In the outer world, the Lovely Bride has returned to working in her office every day. She is an Enrolled Agent, a professional tax preparer, and her works with an investment firm. Most of the investment agents are still working from home, and her office has a door. I am left with the cats, who demand attention regularly, usually when I am on a conference call. I leave the house for groceries and a weekly comics run.
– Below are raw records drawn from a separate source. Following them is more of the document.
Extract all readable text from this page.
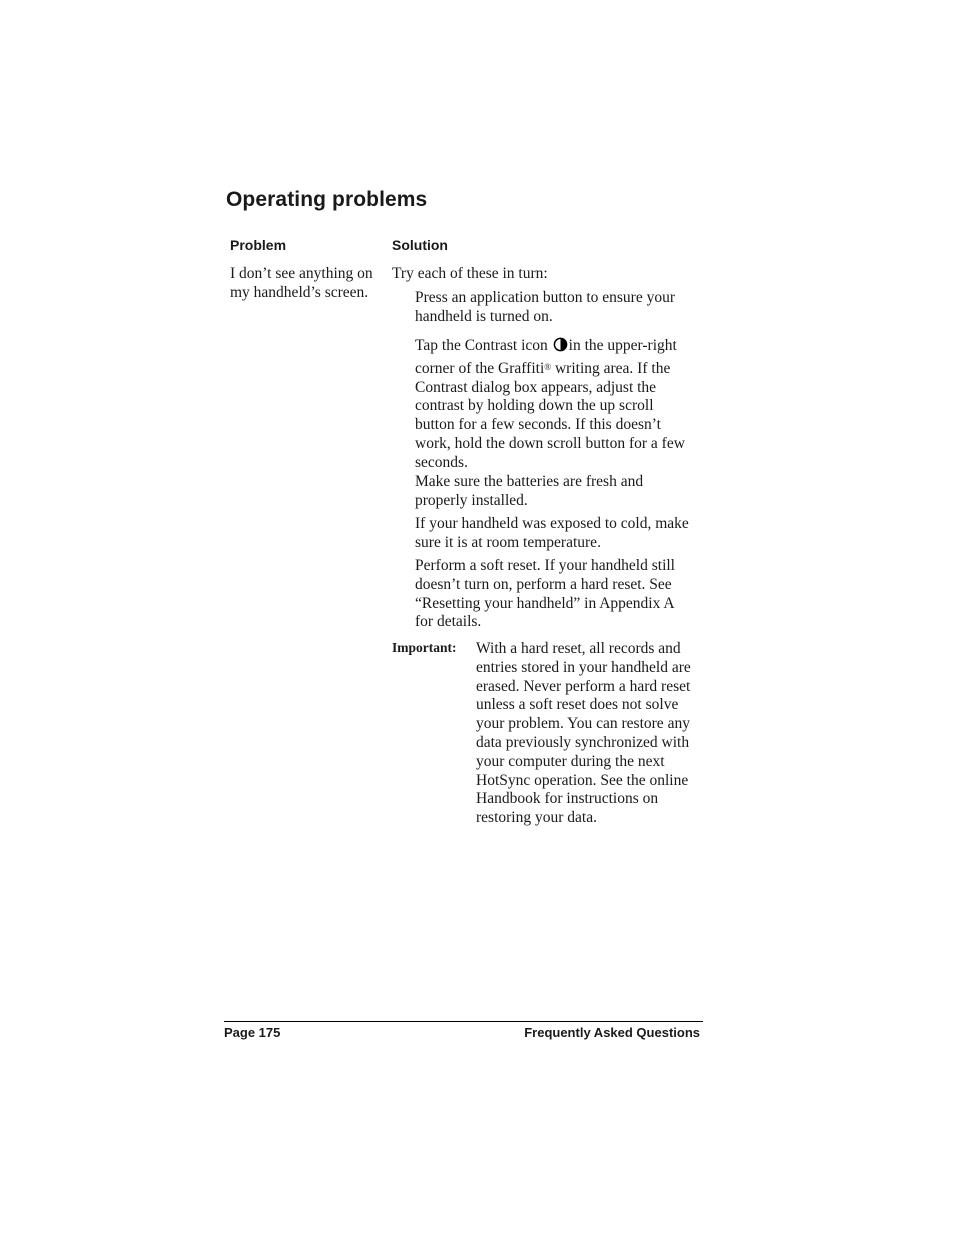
Operating problems
Problem	Solution
I don’t see anything on my handheld’s screen.
Try each of these in turn:
Press an application button to ensure your handheld is turned on.
Tap the Contrast icon in the upper-right corner of the Graffiti® writing area. If the Contrast dialog box appears, adjust the contrast by holding down the up scroll button for a few seconds. If this doesn’t work, hold the down scroll button for a few seconds.
Make sure the batteries are fresh and properly installed.
If your handheld was exposed to cold, make sure it is at room temperature.
Perform a soft reset. If your handheld still doesn’t turn on, perform a hard reset. See “Resetting your handheld” in Appendix A for details.
Important: With a hard reset, all records and entries stored in your handheld are erased. Never perform a hard reset unless a soft reset does not solve your problem. You can restore any data previously synchronized with your computer during the next HotSync operation. See the online Handbook for instructions on restoring your data.
Page 175	Frequently Asked Questions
I play D&D and Call of Cthulhu over Discord with friends who I once sat around a living room with.

I am noticing a change in the news, in that I am suddenly hearing about things in other countries - protests in Russia, a coup in Myanmar, the repercussions of Brexit, a farmer's strike in India, and the United Arab Emirates have sent a spacecraft to Mars (wait, what?). It may because our own government is no longer sucking all the oxygen out of the room with their clownishness (and they could reduce it a bit more), or that we are waking up from a long self-imposed slumber to pay attention to the rest of the world.

Bu as a note to a future self, things are still more than a little tense. We have functional vaccines, but we also have variants and mutations of the disease itself, so the question remains of how long this will go on. But it feels like there is hope that will be an end to it, and though I don't want a return to "normalcy" (a cry of the Coolidge administration in the wake of war and plague), I do want stuff to settle down for a while. Boring. I could go with boring. Boring would be good.